Jessica Joslin: Strange Nature | Buy Now

Hardbound. 152 pp., 140 full-color plates. Publication date: April 2008

 

Excerpt from the introduction essay "Myth and Magic: An Introduction to the Work of Jessica Joslin" by Kathleen Vanesian:

Within the phantasmagorical sculptural world of Jessica Joslin, a rose is not a rose, despite poetic assertions of Lost Generation writer Gertrude Stein to the contrary. It may look like a rose, perhaps even feel and smell like a rose, but chances are excellent that, in Joslin's universe, any such floral form would be composed of a variety of puzzle-like parts that have little to do with the traditional worlds of botany or flora.

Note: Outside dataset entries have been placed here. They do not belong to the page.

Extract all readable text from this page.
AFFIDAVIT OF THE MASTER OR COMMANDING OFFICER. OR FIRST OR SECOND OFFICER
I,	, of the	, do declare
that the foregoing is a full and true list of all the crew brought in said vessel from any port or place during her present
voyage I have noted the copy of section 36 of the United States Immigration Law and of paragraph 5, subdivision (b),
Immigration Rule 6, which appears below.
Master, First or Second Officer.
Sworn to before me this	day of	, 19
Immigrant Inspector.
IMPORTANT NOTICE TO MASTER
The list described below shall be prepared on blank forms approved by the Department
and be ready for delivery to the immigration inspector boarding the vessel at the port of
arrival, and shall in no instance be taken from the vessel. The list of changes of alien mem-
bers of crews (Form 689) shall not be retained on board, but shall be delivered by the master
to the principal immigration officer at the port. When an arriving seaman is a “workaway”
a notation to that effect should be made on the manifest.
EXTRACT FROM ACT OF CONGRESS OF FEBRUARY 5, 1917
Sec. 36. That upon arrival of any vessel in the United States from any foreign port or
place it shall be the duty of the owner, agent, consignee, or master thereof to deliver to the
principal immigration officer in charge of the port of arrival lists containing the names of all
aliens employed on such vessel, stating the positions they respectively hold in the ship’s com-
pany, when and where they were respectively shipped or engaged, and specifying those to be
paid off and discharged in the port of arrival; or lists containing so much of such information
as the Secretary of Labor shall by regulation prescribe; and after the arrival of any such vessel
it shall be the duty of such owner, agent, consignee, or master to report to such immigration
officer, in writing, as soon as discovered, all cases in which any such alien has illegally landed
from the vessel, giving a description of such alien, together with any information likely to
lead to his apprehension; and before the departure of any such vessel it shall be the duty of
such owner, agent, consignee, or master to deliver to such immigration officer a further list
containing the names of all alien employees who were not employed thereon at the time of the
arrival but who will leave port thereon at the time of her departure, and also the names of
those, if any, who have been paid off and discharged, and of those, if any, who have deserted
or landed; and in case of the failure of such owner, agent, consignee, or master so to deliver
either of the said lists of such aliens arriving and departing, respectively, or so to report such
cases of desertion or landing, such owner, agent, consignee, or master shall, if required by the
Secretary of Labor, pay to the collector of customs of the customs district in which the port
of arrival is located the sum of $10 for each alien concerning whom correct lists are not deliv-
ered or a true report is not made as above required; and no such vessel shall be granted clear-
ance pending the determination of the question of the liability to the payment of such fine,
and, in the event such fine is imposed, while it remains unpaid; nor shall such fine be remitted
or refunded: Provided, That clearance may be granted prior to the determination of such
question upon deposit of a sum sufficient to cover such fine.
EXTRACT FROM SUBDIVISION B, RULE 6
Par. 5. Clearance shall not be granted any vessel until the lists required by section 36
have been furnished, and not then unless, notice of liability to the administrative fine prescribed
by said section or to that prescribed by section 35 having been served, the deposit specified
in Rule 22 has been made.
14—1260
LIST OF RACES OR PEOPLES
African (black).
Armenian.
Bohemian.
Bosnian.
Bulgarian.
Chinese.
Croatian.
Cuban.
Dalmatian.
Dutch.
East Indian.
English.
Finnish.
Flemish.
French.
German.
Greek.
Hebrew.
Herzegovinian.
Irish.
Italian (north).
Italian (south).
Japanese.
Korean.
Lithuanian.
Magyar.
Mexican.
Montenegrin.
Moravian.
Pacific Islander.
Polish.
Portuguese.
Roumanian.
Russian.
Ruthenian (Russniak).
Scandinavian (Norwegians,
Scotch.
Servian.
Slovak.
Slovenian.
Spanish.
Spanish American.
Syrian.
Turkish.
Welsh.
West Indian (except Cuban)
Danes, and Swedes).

The artfully imagined skeletal macrocosm that sculptor Jessica Joslin has constructed over the past 16 years teems with elusive three-dimensional mammalian, avian and insect forms. Many of these animals are articulated and movable. They are all painstakingly created from a complex assortment of disparate objects that Joslin has collected from the worlds of nature and of man. The artist baptizes each of her intricately fabricated offspring with whimsical, often mythological, names, including some directly appropriated from her own family's genealogical chart. Not surprisingly, Joslin collects names as obsessively as she does that other detritus and artifacts that fill the small Chicago studio space she has shared with her husband, mentor and sounding board, painter Jared Joslin, for the last fifteen years.

Animal skulls, bird and fish bones, feathers plucked from another millennium's millinery masterpieces, orphaned electric and gas lamps, once fashionable furs harvested from what the artist terms grandma collars, antique silverware, jewelry findings, arcane industrial hardware, Oddfellow ritual regalia, glass eyes -- these and many more esoteric items are cannibalized, recycled and reconfigured by the artist into her unearthly menagerie of preternatural specimens. With consummate craftsmanship, Joslin reaches into this wildly diverse bag of ingredients to magically conjure eerily life-like skeletal sculptures, highly evocative of real members of the animalia kingdom, which she often places within theatrical or historical contexts - all with a wry gothic edge.